Space in an encounter is always defined abstractly, and in relationship to other things in the fiction. No mechanic in OSR+ will ever refer to a real-world measurement so that all mechanics are adaptable to any situation. As the core rules illustrate, there are three types of space in the game:
Generally what a character can reach for with their limbs. This personal bubble is not intended to encompass more than the space immediately surrounding a single character (i.e., a single hex on a map and its adjacent hexes), and can’t be expanded to accommodate more than one character. If the character is unusually large, that may mean they occupy a larger space (more than 1 hex).
The distance a PC can move at a brisk space while taking a single action, and also the distance of standard movement in round. Such a space is proportional to the size of the scene, but never more than one-half its size. (If the hex grid is 20 hexes across, a melee space might be 5 hexes across, but never more than 10). A melee space can accommodate multiple characters.
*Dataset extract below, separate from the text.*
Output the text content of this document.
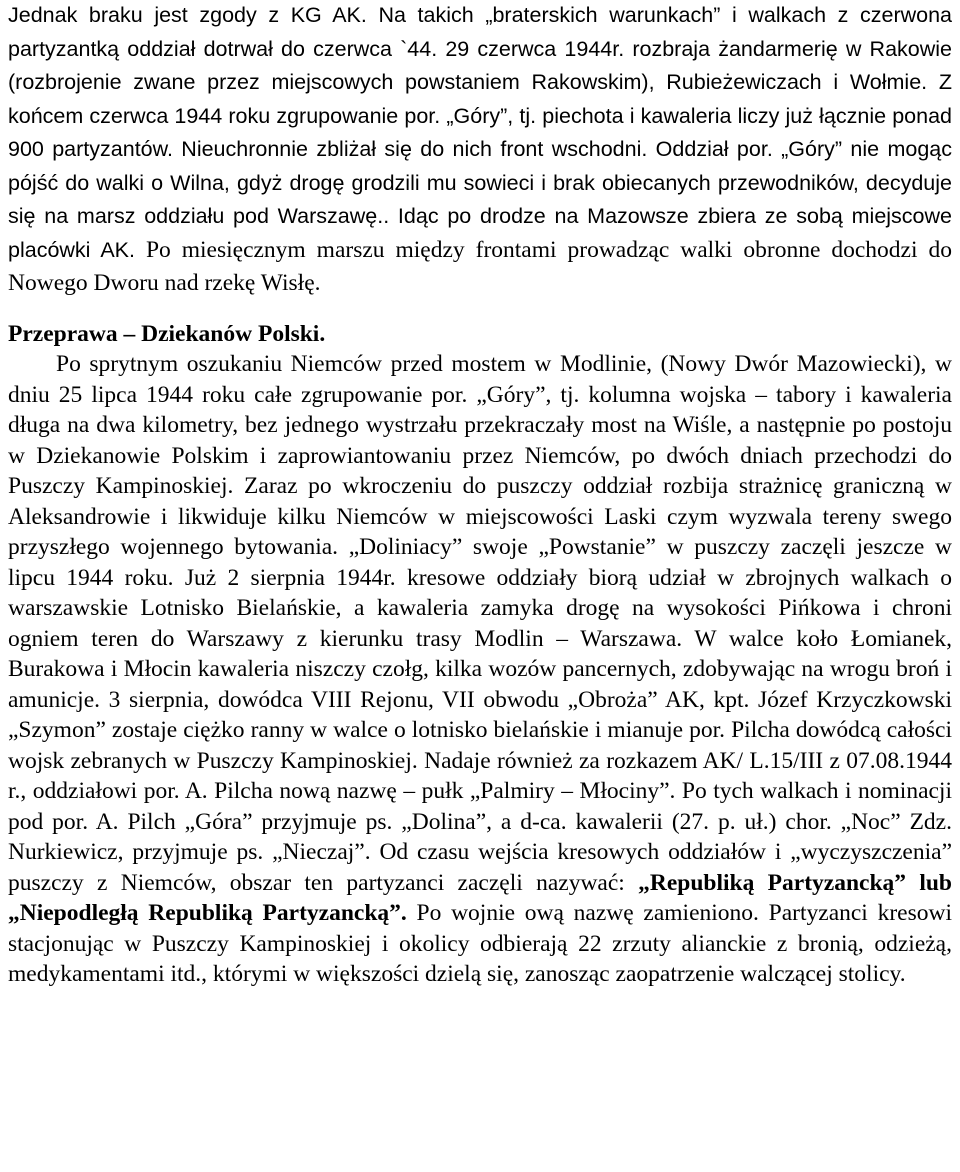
Jednak braku jest zgody z KG AK. Na takich „braterskich warunkach” i walkach z czerwona partyzantką oddział dotrwał do czerwca `44. 29 czerwca 1944r. rozbraja żandarmerię w Rakowie (rozbrojenie zwane przez miejscowych powstaniem Rakowskim), Rubieżewiczach i Wołmie. Z końcem czerwca 1944 roku zgrupowanie por. „Góry”, tj. piechota i kawaleria liczy już łącznie ponad 900 partyzantów. Nieuchronnie zbliżał się do nich front wschodni. Oddział por. „Góry” nie mogąc pójść do walki o Wilna, gdyż drogę grodzili mu sowieci i brak obiecanych przewodników, decyduje się na marsz oddziału pod Warszawę.. Idąc po drodze na Mazowsze zbiera ze sobą miejscowe placówki AK. Po miesięcznym marszu między frontami prowadząc walki obronne dochodzi do Nowego Dworu nad rzekę Wisłę.

Przeprawa – Dziekanów Polski.

Po sprytnym oszukaniu Niemców przed mostem w Modlinie, (Nowy Dwór Mazowiecki), w dniu 25 lipca 1944 roku całe zgrupowanie por. „Góry”, tj. kolumna wojska – tabory i kawaleria długa na dwa kilometry, bez jednego wystrzału przekraczały most na Wiśle, a następnie po postoju w Dziekanowie Polskim i zaprowiantowaniu przez Niemców, po dwóch dniach przechodzi do Puszczy Kampinoskiej. Zaraz po wkroczeniu do puszczy oddział rozbija strażnicę graniczną w Aleksandrowie i likwiduje kilku Niemców w miejscowości Laski czym wyzwala tereny swego przyszłego wojennego bytowania. „Doliniacy” swoje „Powstanie” w puszczy zaczęli jeszcze w lipcu 1944 roku. Już 2 sierpnia 1944r. kresowe oddziały biorą udział w zbrojnych walkach o warszawskie Lotnisko Bielańskie, a kawaleria zamyka drogę na wysokości Pińkowa i chroni ogniem teren do Warszawy z kierunku trasy Modlin – Warszawa. W walce koło Łomianek, Burakowa i Młocin kawaleria niszczy czołg, kilka wozów pancernych, zdobywając na wrogu broń i amunicje. 3 sierpnia, dowódca VIII Rejonu, VII obwodu „Obroża” AK, kpt. Józef Krzyczkowski „Szymon” zostaje ciężko ranny w walce o lotnisko bielańskie i mianuje por. Pilcha dowódcą całości wojsk zebranych w Puszczy Kampinoskiej. Nadaje również za rozkazem AK/ L.15/III z 07.08.1944 r., oddziałowi por. A. Pilcha nową nazwę – pułk „Palmiry – Młociny”. Po tych walkach i nominacji pod por. A. Pilch „Góra” przyjmuje ps. „Dolina”, a d-ca. kawalerii (27. p. uł.) chor. „Noc” Zdz. Nurkiewicz, przyjmuje ps. „Nieczaj”. Od czasu wejścia kresowych oddziałów i „wyczyszczenia” puszczy z Niemców, obszar ten partyzanci zaczęli nazywać: „Republiką Partyzancką” lub „Niepodległą Republiką Partyzancką”. Po wojnie ową nazwę zamieniono. Partyzanci kresowi stacjonując w Puszczy Kampinoskiej i okolicy odbierają 22 zrzuty alianckie z bronią, odzieżą, medykamentami itd., którymi w większości dzielą się, zanosząc zaopatrzenie walczącej stolicy.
The whole space of the scene. If the scene is a forest, that’s the boundaries of the clearing in which the scene takes place; if it’s a basement, that’s the whole basement. (On a battlemap, this would be the entire battle map.)
Obviously, there will be overlap in tight spaces. If the whole scene takes place in a small bedroom, you should still treat the bedroom as an encounter space for the purposes of calculating costs (such as in spells)—a melee space would technically be half the room—but it’s likely characters can still move across the whole room in a single turn, or shoot anyone anywhere in the scene.